Last but not least, the present observation offers some suggestions in favor of functional aim of SS correction. In fact, the role of surgical correction SS is still matter of debate, as well as the technique, due to the difficulties comparing the long-term aesthetical and functional results. The cosmesis is hard to objective and quantify, and the long-term cognitive outcome may be influenced by many variables that are frequently difficult if not impossible to ascertain. Neurodevelopmental studies highlighted that SS is associated with an increased risk for mild but persistent deficits in attention and processing speed, learning, memory, speech and language, and visuospatial abilities [4, 125, 7, 18, 19, 21, 27]. However, there are limited data about the factors, both intrinsic (e.g. presence and duration of raised intracranial pressure, associated brain abnormalities, presence of gene mutations) and extrinsic (e.g. patient’s environment, socioeconomic background, age at surgery, type of surgical intervention) that influence the neurodevelopmental outcome [8]. Due to this uncertainty, balancing the operative risks versus natural history, some authors even questioned the indication for surgery in SS and others stated that it has just a cosmetic aim [18].
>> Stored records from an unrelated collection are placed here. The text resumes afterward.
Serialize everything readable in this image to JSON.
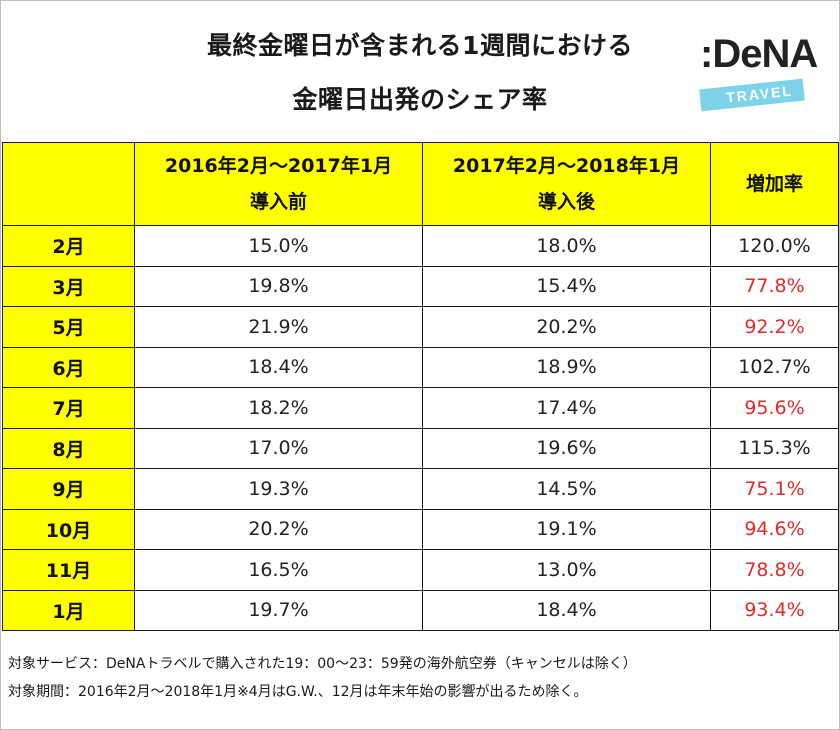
{
  "title": {
    "line1": "最終金曜日が含まれる1週間における",
    "line2": "金曜日出発のシェア率"
  },
  "logo": {
    "main": ":DeNA",
    "sub": "TRAVEL",
    "band_color": "#7fd3e8"
  },
  "table": {
    "headers": {
      "before_period": "2016年2月～2017年1月",
      "before_label": "導入前",
      "after_period": "2017年2月～2018年1月",
      "after_label": "導入後",
      "rate": "増加率"
    },
    "rows": [
      {
        "month": "2月",
        "before": "15.0%",
        "after": "18.0%",
        "rate": "120.0%",
        "decrease": false
      },
      {
        "month": "3月",
        "before": "19.8%",
        "after": "15.4%",
        "rate": "77.8%",
        "decrease": true
      },
      {
        "month": "5月",
        "before": "21.9%",
        "after": "20.2%",
        "rate": "92.2%",
        "decrease": true
      },
      {
        "month": "6月",
        "before": "18.4%",
        "after": "18.9%",
        "rate": "102.7%",
        "decrease": false
      },
      {
        "month": "7月",
        "before": "18.2%",
        "after": "17.4%",
        "rate": "95.6%",
        "decrease": true
      },
      {
        "month": "8月",
        "before": "17.0%",
        "after": "19.6%",
        "rate": "115.3%",
        "decrease": false
      },
      {
        "month": "9月",
        "before": "19.3%",
        "after": "14.5%",
        "rate": "75.1%",
        "decrease": true
      },
      {
        "month": "10月",
        "before": "20.2%",
        "after": "19.1%",
        "rate": "94.6%",
        "decrease": true
      },
      {
        "month": "11月",
        "before": "16.5%",
        "after": "13.0%",
        "rate": "78.8%",
        "decrease": true
      },
      {
        "month": "1月",
        "before": "19.7%",
        "after": "18.4%",
        "rate": "93.4%",
        "decrease": true
      }
    ],
    "colors": {
      "header_bg": "#ffff00",
      "decrease_text": "#e62828"
    }
  },
  "notes": {
    "service": "対象サービス：DeNAトラベルで購入された19：00～23：59発の海外航空券（キャンセルは除く）",
    "period": "対象期間：2016年2月～2018年1月※4月はG.W.、12月は年末年始の影響が出るため除く。"
  }
}
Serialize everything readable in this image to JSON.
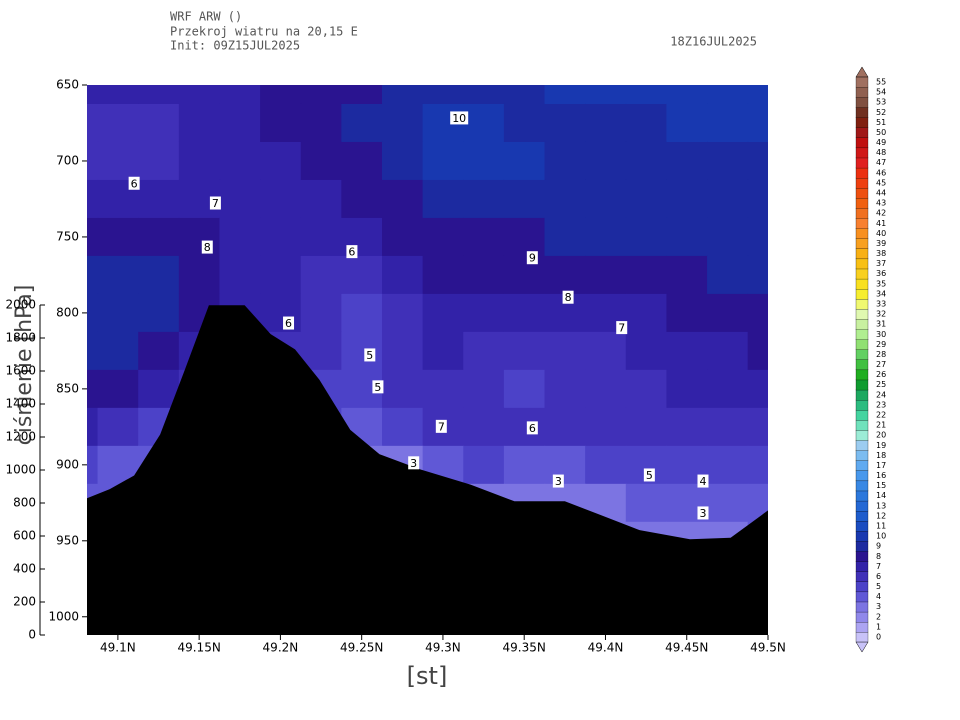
{
  "chart_data": {
    "type": "contour",
    "title": "WRF ARW ()",
    "subtitle": "Przekroj wiatru na 20,15 E",
    "init": "Init: 09Z15JUL2025",
    "valid_time": "18Z16JUL2025",
    "x_label": "[st]",
    "y_label": "ciśnienie [hPa]",
    "xlim": [
      49.081,
      49.5
    ],
    "ylim": [
      650,
      1012
    ],
    "xticks": [
      {
        "value": 49.1,
        "label": "49.1N"
      },
      {
        "value": 49.15,
        "label": "49.15N"
      },
      {
        "value": 49.2,
        "label": "49.2N"
      },
      {
        "value": 49.25,
        "label": "49.25N"
      },
      {
        "value": 49.3,
        "label": "49.3N"
      },
      {
        "value": 49.35,
        "label": "49.35N"
      },
      {
        "value": 49.4,
        "label": "49.4N"
      },
      {
        "value": 49.45,
        "label": "49.45N"
      },
      {
        "value": 49.5,
        "label": "49.5N"
      }
    ],
    "yticks": [
      650,
      700,
      750,
      800,
      850,
      900,
      950,
      1000
    ],
    "y2lim": [
      0,
      2000
    ],
    "y2ticks": [
      0,
      200,
      400,
      600,
      800,
      1000,
      1200,
      1400,
      1600,
      1800,
      2000
    ],
    "field": {
      "x": [
        49.075,
        49.1,
        49.125,
        49.15,
        49.175,
        49.2,
        49.225,
        49.25,
        49.275,
        49.3,
        49.325,
        49.35,
        49.375,
        49.4,
        49.425,
        49.45,
        49.475,
        49.5
      ],
      "pressure": [
        650,
        675,
        700,
        725,
        750,
        775,
        800,
        825,
        850,
        875,
        900,
        925,
        950
      ],
      "values": [
        [
          7.5,
          7.5,
          7.5,
          7.5,
          7.5,
          8.5,
          8.5,
          8.5,
          9.5,
          9.5,
          9.5,
          9.5,
          10.5,
          10.5,
          10.5,
          10.5,
          10.5,
          10.5
        ],
        [
          6.5,
          6.5,
          6.5,
          7.5,
          7.5,
          8.5,
          8.5,
          9.5,
          9.5,
          10.5,
          10.5,
          9.5,
          9.5,
          9.5,
          9.5,
          10.5,
          10.5,
          10.5
        ],
        [
          6.5,
          6.5,
          6.5,
          7.5,
          7.5,
          7.5,
          8.5,
          8.5,
          9.5,
          10.5,
          10.5,
          10.5,
          9.5,
          9.5,
          9.5,
          9.5,
          9.5,
          9.5
        ],
        [
          7.5,
          7.5,
          7.5,
          7.5,
          7.5,
          7.5,
          7.5,
          8.5,
          8.5,
          9.5,
          9.5,
          9.5,
          9.5,
          9.5,
          9.5,
          9.5,
          9.5,
          9.5
        ],
        [
          8.5,
          8.5,
          8.5,
          8.5,
          7.5,
          7.5,
          7.5,
          7.5,
          8.5,
          8.5,
          8.5,
          8.5,
          9.5,
          9.5,
          9.5,
          9.5,
          9.5,
          9.5
        ],
        [
          9.5,
          9.5,
          9.5,
          8.5,
          7.5,
          7.5,
          6.5,
          6.5,
          7.5,
          8.5,
          8.5,
          8.5,
          8.5,
          8.5,
          8.5,
          8.5,
          9.5,
          9.5
        ],
        [
          9.5,
          9.5,
          9.5,
          8.5,
          7.5,
          7.5,
          6.5,
          5.5,
          6.5,
          7.5,
          7.5,
          7.5,
          7.5,
          7.5,
          7.5,
          8.5,
          8.5,
          8.5
        ],
        [
          9.5,
          9.5,
          8.5,
          7.5,
          7,
          6.5,
          6.5,
          5.5,
          6.5,
          7.5,
          6.5,
          6.5,
          6.5,
          6.5,
          7.5,
          7.5,
          7.5,
          8.5
        ],
        [
          8.5,
          8.5,
          7.5,
          6.5,
          6,
          6,
          5.5,
          5.5,
          6.5,
          6.5,
          6.5,
          5.5,
          6.5,
          6.5,
          6.5,
          7.5,
          7.5,
          7.5
        ],
        [
          7.5,
          6.5,
          5.5,
          5,
          5,
          5,
          5,
          4.5,
          5.5,
          6.5,
          6.5,
          6.5,
          6.5,
          6.5,
          6.5,
          6.5,
          6.5,
          6.5
        ],
        [
          5.5,
          4.5,
          4.5,
          4.5,
          4,
          4,
          4,
          3.5,
          3.5,
          4.5,
          5.5,
          4.5,
          4.5,
          5.5,
          5.5,
          5.5,
          5.5,
          5.5
        ],
        [
          4.5,
          4,
          4,
          4,
          4,
          4,
          4,
          3.5,
          3.5,
          4.5,
          3.5,
          3.5,
          3.5,
          3.5,
          4.5,
          4.5,
          4.5,
          4.5
        ],
        [
          3.5,
          3.5,
          3.5,
          3.5,
          3.5,
          3.5,
          3.5,
          3.5,
          3.5,
          3.5,
          3.5,
          3.5,
          3.5,
          3.5,
          3.5,
          3.5,
          3.5,
          4.5
        ]
      ]
    },
    "contour_labels": [
      {
        "x": 49.31,
        "pressure": 672,
        "value": 10
      },
      {
        "x": 49.11,
        "pressure": 715,
        "value": 6
      },
      {
        "x": 49.16,
        "pressure": 728,
        "value": 7
      },
      {
        "x": 49.155,
        "pressure": 757,
        "value": 8
      },
      {
        "x": 49.244,
        "pressure": 760,
        "value": 6
      },
      {
        "x": 49.355,
        "pressure": 764,
        "value": 9
      },
      {
        "x": 49.377,
        "pressure": 790,
        "value": 8
      },
      {
        "x": 49.205,
        "pressure": 807,
        "value": 6
      },
      {
        "x": 49.41,
        "pressure": 810,
        "value": 7
      },
      {
        "x": 49.255,
        "pressure": 828,
        "value": 5
      },
      {
        "x": 49.26,
        "pressure": 849,
        "value": 5
      },
      {
        "x": 49.299,
        "pressure": 875,
        "value": 7
      },
      {
        "x": 49.355,
        "pressure": 876,
        "value": 6
      },
      {
        "x": 49.282,
        "pressure": 899,
        "value": 3
      },
      {
        "x": 49.371,
        "pressure": 911,
        "value": 3
      },
      {
        "x": 49.427,
        "pressure": 907,
        "value": 5
      },
      {
        "x": 49.46,
        "pressure": 911,
        "value": 4
      },
      {
        "x": 49.46,
        "pressure": 932,
        "value": 3
      }
    ],
    "terrain": {
      "color": "#000000",
      "x": [
        49.081,
        49.095,
        49.11,
        49.126,
        49.141,
        49.156,
        49.178,
        49.194,
        49.209,
        49.224,
        49.243,
        49.261,
        49.286,
        49.317,
        49.344,
        49.375,
        49.397,
        49.421,
        49.452,
        49.477,
        49.5
      ],
      "pressure": [
        922,
        916,
        907,
        880,
        838,
        795,
        795,
        814,
        824,
        844,
        877,
        893,
        903,
        913,
        924,
        924,
        933,
        943,
        949,
        948,
        930
      ]
    },
    "colorbar": {
      "levels": [
        0,
        1,
        2,
        3,
        4,
        5,
        6,
        7,
        8,
        9,
        10,
        11,
        12,
        13,
        14,
        15,
        16,
        17,
        18,
        19,
        20,
        21,
        22,
        23,
        24,
        25,
        26,
        27,
        28,
        29,
        30,
        31,
        32,
        33,
        34,
        35,
        36,
        37,
        38,
        39,
        40,
        41,
        42,
        43,
        44,
        45,
        46,
        47,
        48,
        49,
        50,
        51,
        52,
        53,
        54,
        55
      ],
      "colors": [
        "#c8c2f8",
        "#aca4f2",
        "#9088ea",
        "#7c74e2",
        "#6058d6",
        "#4c42c8",
        "#4030b8",
        "#3222a8",
        "#2a1490",
        "#1c2aa0",
        "#1838b0",
        "#1a4cc0",
        "#1e5ccc",
        "#2468d4",
        "#2c78dc",
        "#3888e4",
        "#4898ec",
        "#60aaf0",
        "#7cbcf0",
        "#9cccf0",
        "#9cecd6",
        "#70e2bc",
        "#44d4a0",
        "#2cbc80",
        "#1ca860",
        "#109c30",
        "#20ae20",
        "#40c040",
        "#62d062",
        "#90e072",
        "#b0ee90",
        "#c8f0a0",
        "#e0f8b0",
        "#f0f870",
        "#f6ee30",
        "#f8e020",
        "#f8d020",
        "#f8c014",
        "#f8b014",
        "#f8a020",
        "#f89020",
        "#f88030",
        "#f07020",
        "#f06010",
        "#ee5010",
        "#ee4010",
        "#ec3010",
        "#e02020",
        "#d01818",
        "#c01010",
        "#a01818",
        "#802010",
        "#703020",
        "#805040",
        "#906050",
        "#a07060"
      ]
    }
  }
}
The present series of CM1 plus USS gives some clues about natural history of ISS: if left untreated, SS carries the risk to develop a symptomatic CM1, associated with increased ICP and hard to treat by CVD alone. Consequently, cranioplasty for ISS has the functional meaning to prevent the occurrence of these events. Based on our observation, different surgical techniques for ISS correction should be evaluated at long term, not only by their cosmetic results, but also by their functional effects, as their capability to prevent the occurrence delayed CM1.

Conclusions

The present study identified a subset of CM1, associated with USS, which is challenging both at presentation, with a rapidly progressive neurological deterioration, and at treatment, due to the high ICP associated. We advise identifying this complex CM1 subset by 3D-CT scan once observing a dolichocephalic deformation in a child with CM1. If asymptomatic, CM1 plus USS deserve a careful clinical follow-up and sequenced RM to rule out occurrence of syrinx and hydrocephalus, which may have catastrophic effects on vision. Once symptomatic, it deserves prompt surgery; peri-operative ICP monitoring could be useful identifying cases that eventually need cranial vault expansion. Cranial vault remodelling as the first choice may be taken into account, despite advanced age at diagnosis can make it a major procedure.